Article provenant du blog de João

En France, chaque commémoration officielle de l’abolition de l’esclavage le 10 mai comporte son lot de récupérations, d’instrumentalisations, de négation et mises en scènes abjectes. En 2016, par exemple, la cérémonie officielle se déroulait en présence du fameux béké Bernard Hayot, descendant d’esclavagistes et donc héritier des fortunes engendrées par ce crime, alors même que des afrodescendants et des africains militants étaient, plusieurs années d’affilés, violemment chassés de ladite commémoration sous le prétexte bidon qu’ils représentaient un trouble à l’ordre public en affichant le t-shirt « brigade anti négrophobie »… Cette présence d’Hayot était également troublante au regard du rejet ferme, aussi bien de l’Etat que de cette bourgeoisie békée, de toute idée de réparation concernant ce crime esclavagiste, entre autres motifs car on ne saurait mettre un prix sur la souffrance auquel il renvoie. Et, argument ultime, nous devrions répondre à l’impérieuse nécessité « d’avancer ». Certes, avançons, mais pourquoi pas en expropriant les békés ? Voilà qui pourrait constituer un grand pas vers un futur plus juste ! Hélas, ceux que l’on enjoint à « avancer » sont les militants qui demandent justice, vérité et réparation . Les autres en revanche sont cordialement invités, à coup de subventions et autres avantages commerciaux garantis par l’Etat français, à jouir toujours plus de ces fortunes mal acquises (en réalité elles le sont toutes, mais ça c’est un autre débat). S’il faut mettre le « passé derrière soi », pourquoi ne pas mettre ces fortunes entachées de sang « derrière vous », chers békés ?

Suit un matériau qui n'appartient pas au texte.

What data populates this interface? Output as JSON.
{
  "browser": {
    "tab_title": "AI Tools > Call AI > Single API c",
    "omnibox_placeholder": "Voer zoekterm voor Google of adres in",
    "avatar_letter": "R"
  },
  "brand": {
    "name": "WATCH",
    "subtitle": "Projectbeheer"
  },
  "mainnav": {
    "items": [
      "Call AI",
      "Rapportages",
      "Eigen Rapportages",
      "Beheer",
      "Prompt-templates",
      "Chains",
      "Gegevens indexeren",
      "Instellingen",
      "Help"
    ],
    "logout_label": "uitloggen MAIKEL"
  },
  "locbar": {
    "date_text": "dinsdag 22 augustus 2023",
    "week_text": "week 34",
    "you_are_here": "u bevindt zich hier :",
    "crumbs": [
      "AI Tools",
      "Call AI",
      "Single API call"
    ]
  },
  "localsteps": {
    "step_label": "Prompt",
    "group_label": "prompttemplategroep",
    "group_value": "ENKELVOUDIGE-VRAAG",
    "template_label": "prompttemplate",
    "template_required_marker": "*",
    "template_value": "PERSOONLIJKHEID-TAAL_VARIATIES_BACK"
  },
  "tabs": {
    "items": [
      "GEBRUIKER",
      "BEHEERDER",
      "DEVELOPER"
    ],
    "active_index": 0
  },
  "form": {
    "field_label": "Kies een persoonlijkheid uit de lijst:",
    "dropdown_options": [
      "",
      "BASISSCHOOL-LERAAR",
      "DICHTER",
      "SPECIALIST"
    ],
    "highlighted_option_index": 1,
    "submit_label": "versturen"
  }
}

Chut, faisons-nous discrets, et surtout ne pointons pas du doigt l’indécence que représente cette caste, ni le système d’injustice organisé par l’Etat français. L’heure serait à la réconciliation, nous dit-on inlassablement. Et c’est d’ailleurs dans le cadre de cette politique de réconciliation que le maire de Gorée, Augustin Senghor, a inauguré en ce mois de mai 2018, une nouvelle « Place de l’Europe » sur l’île. Je vous invite – mais encore faut-il en avoir le courage – à prendre connaissance de son discours dans la vidéo qui suit.

A aucun moment les mots « esclave/esclavage », « traite », « crime », ne sont prononcés. Monsieur nous parle d’une « Gorée internationale », d’une « Gorée européenne », des « liens » qui unissent Gorée à l’Europe, sans jamais caractériser la nature de ces liens. Et bien sûr, nous avons droit au sempiternel refrain sur la nécessité « d’aller de l’avant ». Avancer, oui, mais vers quoi ? Plus de justice ou encore plus d’infamie ? Plus d’égalité économique ou plus de profits pour une minorité ? Nous ne nous éterniserons pas non plus sur la partie de son discours qui insiste sur la nécessité d’améliorer l’île, pour les habitants certes, mais surtout, pour les visiteurs (comprenez touristes occidentaux). Nous ne nous attarderons pas non plus sur le fait qu’était présent à cette inauguration M. Joaquín González-Ducay, ambassadeur de l’Union Européenne au Sénégal, cette même UE dont les politiques migratoires sont responsables de la mort de milliers d’Africains (comme d’autres migrants du Sud), dans la Méditerranée.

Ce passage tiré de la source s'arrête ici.